No amount of money will ever bring him back or restore what we had. However, money can make me confortable and take away some of the financial pressures that I am under. If I could get enough to pay off the house, the bankruptcy I would be okay with that. However, being greedy I would like a little more just as a safety net. Of course instead of paying off the house, I could just bank it and borrow as needed, that would get me interest. Something to think about, provided I come into money.
Right now it’s money that is going. I dipped into savings to pay off my credit card and a few other bills. I get paid on Monday but I just wanted to have things over and done with. I’ve got 2 bills I am waiting on and then I will be done for the month. Which will be nice.
I didn’t accomplish anywhere close to what I wanted to. Cleaning out and throwing away just wasn’t in me. I was fired up but it just didn’t happen. I wanted to kick ass but instead just relaxed and was lazy. I still have one more day and well I may kick it in to high gear tomorrow but I don’t expect that to happen.
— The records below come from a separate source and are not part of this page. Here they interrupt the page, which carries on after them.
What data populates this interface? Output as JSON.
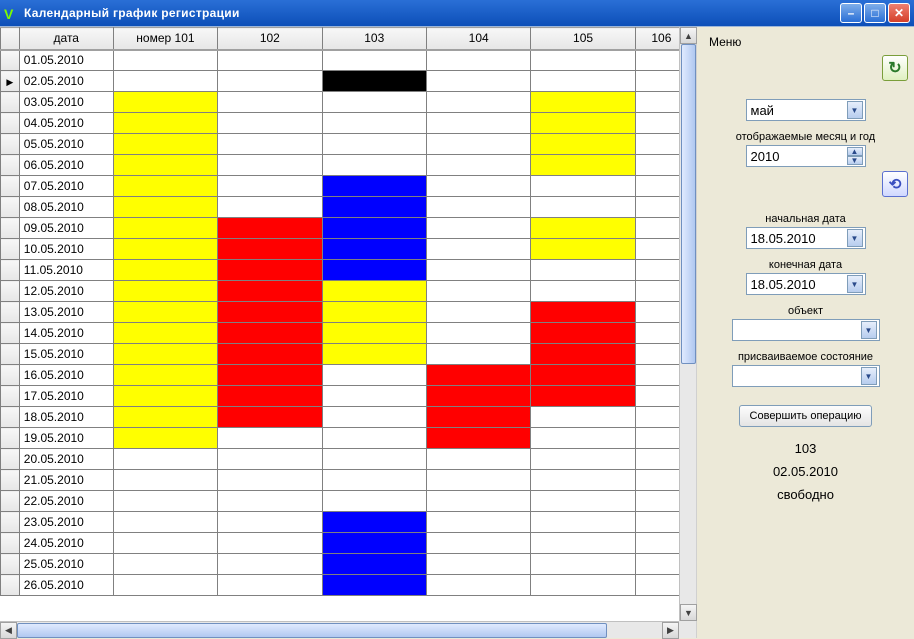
{
  "window": {
    "title": "Календарный график регистрации"
  },
  "grid": {
    "headers": [
      "дата",
      "номер 101",
      "102",
      "103",
      "104",
      "105",
      "106"
    ],
    "active_row_index": 1,
    "rows": [
      {
        "date": "01.05.2010",
        "cells": [
          "",
          "",
          "",
          "",
          "",
          ""
        ]
      },
      {
        "date": "02.05.2010",
        "cells": [
          "",
          "",
          "black",
          "",
          "",
          ""
        ]
      },
      {
        "date": "03.05.2010",
        "cells": [
          "yellow",
          "",
          "",
          "",
          "yellow",
          ""
        ]
      },
      {
        "date": "04.05.2010",
        "cells": [
          "yellow",
          "",
          "",
          "",
          "yellow",
          ""
        ]
      },
      {
        "date": "05.05.2010",
        "cells": [
          "yellow",
          "",
          "",
          "",
          "yellow",
          ""
        ]
      },
      {
        "date": "06.05.2010",
        "cells": [
          "yellow",
          "",
          "",
          "",
          "yellow",
          ""
        ]
      },
      {
        "date": "07.05.2010",
        "cells": [
          "yellow",
          "",
          "blue",
          "",
          "",
          ""
        ]
      },
      {
        "date": "08.05.2010",
        "cells": [
          "yellow",
          "",
          "blue",
          "",
          "",
          ""
        ]
      },
      {
        "date": "09.05.2010",
        "cells": [
          "yellow",
          "red",
          "blue",
          "",
          "yellow",
          ""
        ]
      },
      {
        "date": "10.05.2010",
        "cells": [
          "yellow",
          "red",
          "blue",
          "",
          "yellow",
          ""
        ]
      },
      {
        "date": "11.05.2010",
        "cells": [
          "yellow",
          "red",
          "blue",
          "",
          "",
          ""
        ]
      },
      {
        "date": "12.05.2010",
        "cells": [
          "yellow",
          "red",
          "yellow",
          "",
          "",
          ""
        ]
      },
      {
        "date": "13.05.2010",
        "cells": [
          "yellow",
          "red",
          "yellow",
          "",
          "red",
          ""
        ]
      },
      {
        "date": "14.05.2010",
        "cells": [
          "yellow",
          "red",
          "yellow",
          "",
          "red",
          ""
        ]
      },
      {
        "date": "15.05.2010",
        "cells": [
          "yellow",
          "red",
          "yellow",
          "",
          "red",
          ""
        ]
      },
      {
        "date": "16.05.2010",
        "cells": [
          "yellow",
          "red",
          "",
          "red",
          "red",
          ""
        ]
      },
      {
        "date": "17.05.2010",
        "cells": [
          "yellow",
          "red",
          "",
          "red",
          "red",
          ""
        ]
      },
      {
        "date": "18.05.2010",
        "cells": [
          "yellow",
          "red",
          "",
          "red",
          "",
          ""
        ]
      },
      {
        "date": "19.05.2010",
        "cells": [
          "yellow",
          "",
          "",
          "red",
          "",
          ""
        ]
      },
      {
        "date": "20.05.2010",
        "cells": [
          "",
          "",
          "",
          "",
          "",
          ""
        ]
      },
      {
        "date": "21.05.2010",
        "cells": [
          "",
          "",
          "",
          "",
          "",
          ""
        ]
      },
      {
        "date": "22.05.2010",
        "cells": [
          "",
          "",
          "",
          "",
          "",
          ""
        ]
      },
      {
        "date": "23.05.2010",
        "cells": [
          "",
          "",
          "blue",
          "",
          "",
          ""
        ]
      },
      {
        "date": "24.05.2010",
        "cells": [
          "",
          "",
          "blue",
          "",
          "",
          ""
        ]
      },
      {
        "date": "25.05.2010",
        "cells": [
          "",
          "",
          "blue",
          "",
          "",
          ""
        ]
      },
      {
        "date": "26.05.2010",
        "cells": [
          "",
          "",
          "blue",
          "",
          "",
          ""
        ]
      }
    ]
  },
  "side": {
    "menu_label": "Меню",
    "month_value": "май",
    "month_year_label": "отображаемые месяц и год",
    "year_value": "2010",
    "start_date_label": "начальная дата",
    "start_date_value": "18.05.2010",
    "end_date_label": "конечная дата",
    "end_date_value": "18.05.2010",
    "object_label": "объект",
    "object_value": "",
    "state_label": "присваиваемое состояние",
    "state_value": "",
    "operate_button": "Совершить операцию",
    "info_room": "103",
    "info_date": "02.05.2010",
    "info_status": "свободно"
  }
}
People food shopping tomorrow, followed by some Mexican food which I am totally hungry for. Not sure on where I am going there are 3 places close and all of which are reasonable. It will either be lunch or supper. I’ve got my breakfast in the fridge.
Tonight I went out with my mom and brother to Olive Garden. It was nice to see them. Mom sure has put on the weight and she totally fried her hair. She wants to get back into hospice but I really don’t think they should let her. She is delusional and that is just not the type of person that should be going to see people that are about to die. Much less dealing with their families. Not my worry though. The meal was nice. I totally expected them to pick up mine and they had the same thought. However, I told the waitress separate checks so that solved it. No hurt feelings. We each paid our fair share and called it a day. I cheated though because I had a gift card. It’s all gone $25 for one damn meal. Now I know why I don’t hit Olive Garden that often.
Monday will suck because I have all sorts of little tasks waiting for me. I don’t want to deal with all of them but I really don’t have a choice. Just as long as boss man keeps his distance I think I will be okay. Plus I need to get two machines started and finished to keep on schedule. Otherwise, it will just delay my big finish which right now looks to be months away. Holy cow!
Well time to head up and watch TV. Morning will be here before you know it. Then I will be really sad because it’s Sunday and Sunday’s just suck. One more day closer to Monday and the daily 5 day a week grind that I so loathe.
Oh one good thing happened, I listed several items on e bay. I did both a fixed price and allowed folks to bid. If you give them the weight and dimensions then tell them the carrier, they figure shipping for you. I did say all sales are final I don’t want any returns. I have a few more things to list but wanted to see how this pans out. Everything I listed will be up for 30 days. If it doesn’t sell then I will consider lowering prices to get it to move. I did raise some prices just because I thought I could get more out of certain items. I look forward to seeing what happens and my hopes are not up. I honestly think no one will want any of it but I have to at least try. I don’t want to give stuff away.
e bay charges you fees for little things like the layout, so you have to be careful. I listed everything with basic settings so I didn’t have to pay any fees. You have to upload photos, at least 1 of each item. I had the covered. We shall see.
Happy Weekend or what’s left of it. Talk with you peeps later.